Rabu, 08 Juli 2020

PENGELOLAAN PTS DENGAN SEGALA HIRUK PIKUK DIDALAMNYA

    
            Enam bulan sudah saya mendampingi istri bertugas di sebuah kota kecil tempat masa kecil saya tumbuh dan berkembang. Kali ini istri saya mendapatkan amanah untuk sebuah posisi yang cukup strategis yang mengharuskan dia mampu lebih mengeksplor kemampuannya dalam bidang manajemen keuangan. Selama enam bulan itu pula pasang surut mood dan spirit istri saya mengalami pendewasaan. Awalnya dia selalu merasakan kondisi yang aneh dengan membandingkan institusi tempat saya bernaung. Kok begini ya disini? Lha kok bisa begitu ya? Pertanyaan-pertanyaan ini seringkali muncul dalam diskusi kami jelang tidur malam.

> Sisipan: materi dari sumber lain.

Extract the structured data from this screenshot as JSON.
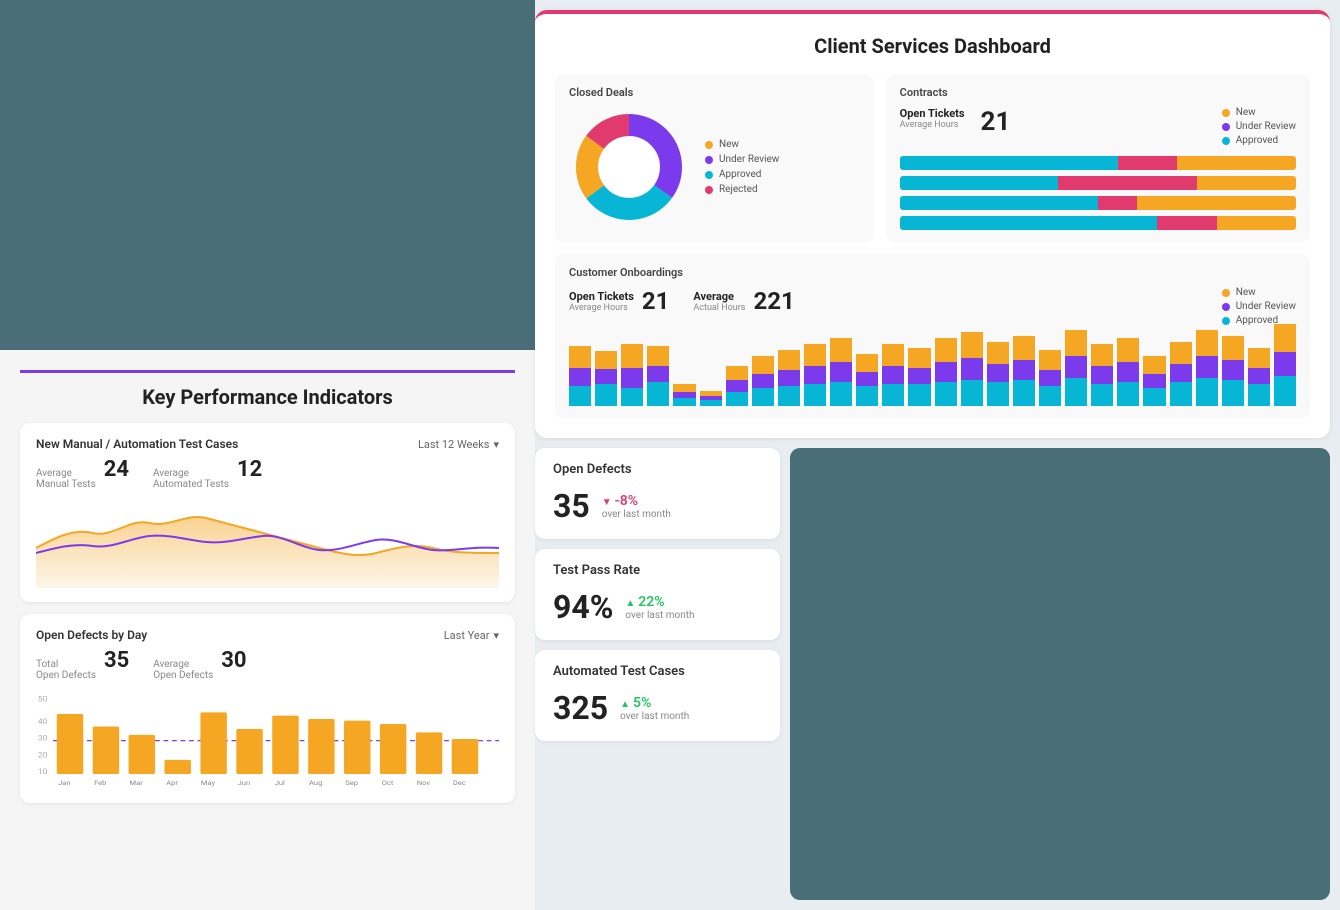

            Benar kata orang bahwa “lain ladang lain belalang”. Setiap organisasi, lembaga, atau institusi memiliki karakter yang berbeda-beda. Mungkin kita dulu sering menemuinya dengan istilah “budaya organisasi”. Kami semakin bisa mendapatkan perbedaan secara nyata antara pengelolaan PTN dan pengelolaan PTS. Meski saya masih memegang prinsip bahwa PTN ataupun PTS itu sangat tergantung bagaimana cara memanagenya agar bisa maju dan berkembang. Saya pun juga mendapatkan sebuah pemikiran boleh disebut sebagai  proposisi bahwa “Keharmonisan hubungan Ketua Yayasan dan Rektor berdampak terhadap maju-mundurnya kampus“. Proposisi ini saya anggap sebagai proposisi mayor.

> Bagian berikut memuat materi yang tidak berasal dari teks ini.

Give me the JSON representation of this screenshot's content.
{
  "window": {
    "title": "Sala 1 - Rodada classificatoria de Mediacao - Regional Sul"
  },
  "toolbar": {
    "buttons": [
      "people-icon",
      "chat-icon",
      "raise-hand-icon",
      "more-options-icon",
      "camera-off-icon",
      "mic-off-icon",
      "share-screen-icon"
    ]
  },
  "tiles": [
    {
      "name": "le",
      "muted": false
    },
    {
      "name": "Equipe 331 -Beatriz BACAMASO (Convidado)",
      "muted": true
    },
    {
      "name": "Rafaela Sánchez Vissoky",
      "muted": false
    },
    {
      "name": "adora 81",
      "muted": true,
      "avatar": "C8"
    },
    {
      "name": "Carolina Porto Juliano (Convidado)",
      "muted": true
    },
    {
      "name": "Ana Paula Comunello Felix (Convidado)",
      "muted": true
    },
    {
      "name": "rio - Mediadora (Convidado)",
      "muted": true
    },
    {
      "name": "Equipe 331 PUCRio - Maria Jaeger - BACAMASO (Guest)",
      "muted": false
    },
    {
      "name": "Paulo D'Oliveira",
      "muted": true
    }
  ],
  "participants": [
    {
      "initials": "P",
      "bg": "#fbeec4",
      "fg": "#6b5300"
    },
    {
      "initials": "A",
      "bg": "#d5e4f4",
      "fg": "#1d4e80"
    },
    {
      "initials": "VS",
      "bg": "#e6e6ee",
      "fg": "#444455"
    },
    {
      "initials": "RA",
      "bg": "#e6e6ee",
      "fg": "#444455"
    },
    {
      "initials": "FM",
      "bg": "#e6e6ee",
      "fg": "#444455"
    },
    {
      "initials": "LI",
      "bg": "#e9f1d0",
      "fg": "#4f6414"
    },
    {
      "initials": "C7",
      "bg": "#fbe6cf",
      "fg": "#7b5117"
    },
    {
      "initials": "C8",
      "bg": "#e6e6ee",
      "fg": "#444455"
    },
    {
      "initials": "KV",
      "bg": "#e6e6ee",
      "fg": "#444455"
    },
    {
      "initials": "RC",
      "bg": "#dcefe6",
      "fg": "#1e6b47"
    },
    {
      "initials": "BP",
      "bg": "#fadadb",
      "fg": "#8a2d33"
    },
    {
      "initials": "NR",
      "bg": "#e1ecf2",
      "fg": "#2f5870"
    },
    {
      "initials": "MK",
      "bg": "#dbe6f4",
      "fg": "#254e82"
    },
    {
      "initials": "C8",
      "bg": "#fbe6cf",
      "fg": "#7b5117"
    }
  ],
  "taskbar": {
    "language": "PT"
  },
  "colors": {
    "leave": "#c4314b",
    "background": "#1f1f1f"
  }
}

            Hubungan Ketua Yayasan dan Rektor itu sangat mempengaruhi terhadap keselarasan dan dinamika kerja di level manapun, baik di rektorat, fakultas, maupun prodi. Beda halnya dengan  PTN, Rektor memegang kendali penuh atas pengelolaan universitas. Meskipun secara normatif masih ada senat universitas yang memiliki hak untuk mengawasi kinerja Rektor PTN. 

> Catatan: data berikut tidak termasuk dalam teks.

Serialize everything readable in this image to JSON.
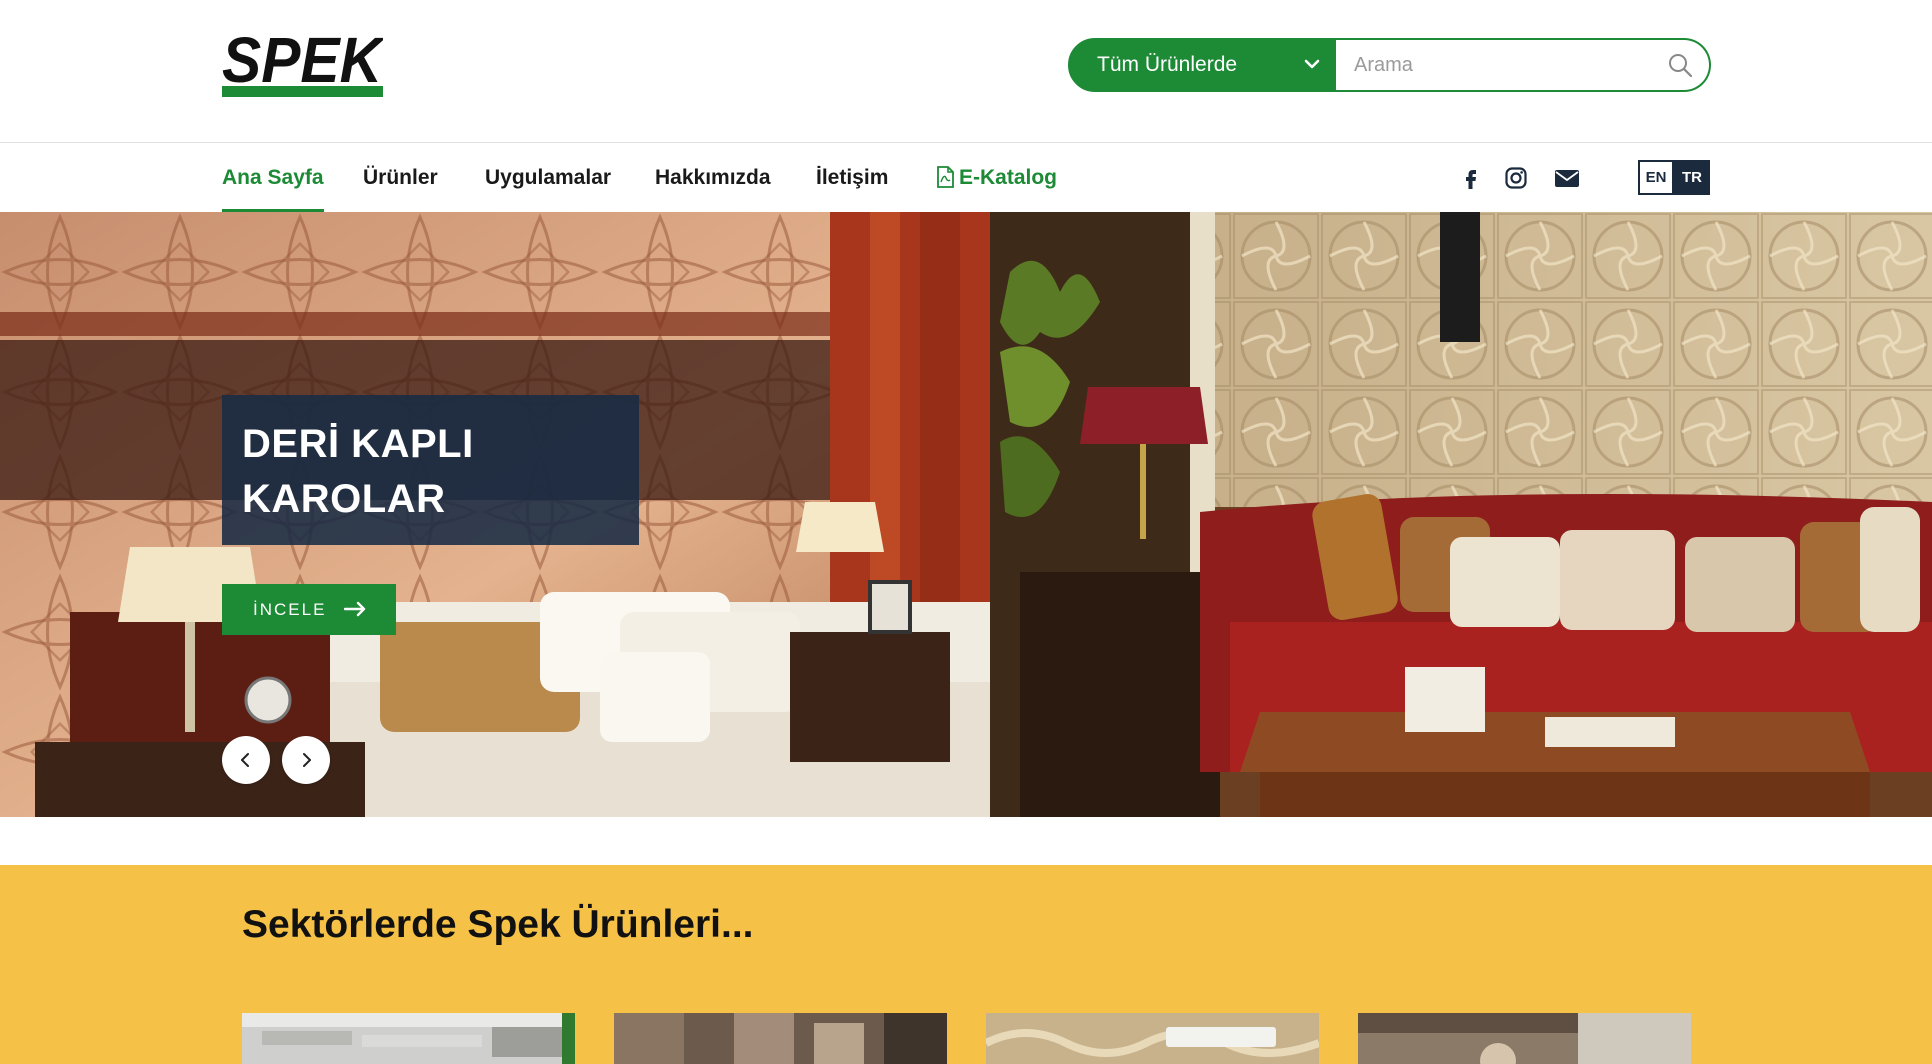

            Diawal tulisan saya ini yang mengulas tentang pengelolaan PTS saya lebih menyoroti tentang tarik menarik kepentingan yang selalu mendominasi terhadap pengelolaan PTS. Kepentingan Ketua Yayasan dan kepentingan Rektor. Dalam buku manajemen yang kita semua pernah pelajari atau secara lebih spesifik dalam manajemen pendidikan tinggi,  yang namanya Ketua Yayasan itu ibarat “Komisaris Utama” sebuah perusahaan. Sedangkan Rektor itu ibarat “Direktur Utama” sebuah perusahaan. Nah, apa yang terjadi ketika seorang Komisaris Utama itu berlaku seperti Direktur Utama? Apakah ada yang  tumpang tindih? Apakah ada disharmonis? Ataukah sebaliknya organisasi itu tetap berjalan tapi seperti kapal yang memiliki dua nahkoda dan tidak memiliki koordinat yang tetap untuk dituju sebagai tempat berlabuh?

            Menjadi sebuah tantangan bagi saya untuk terus mengabadikan dan mendokumentasikan terhadap dinamika pengelolaan PTS tempat istri saya bernaung. Dan harapannya kedepan saya mendapatkan pembelajaran yang cukup tentang bagaimana mengelola sebuah PTS atau bahkan PTN. Untuk itu kedepan akan coba saya jawab pertanyaan-pertanyaan besar diatas dalam sebuah tulisan yang mungkin akan menginspirasi dan harapannya mendapatkan feedback dari para pemerhati/pelaku pendidikan tinggi. Tentunya perspektif yang saya jadikan pijakan adalah “public administration”.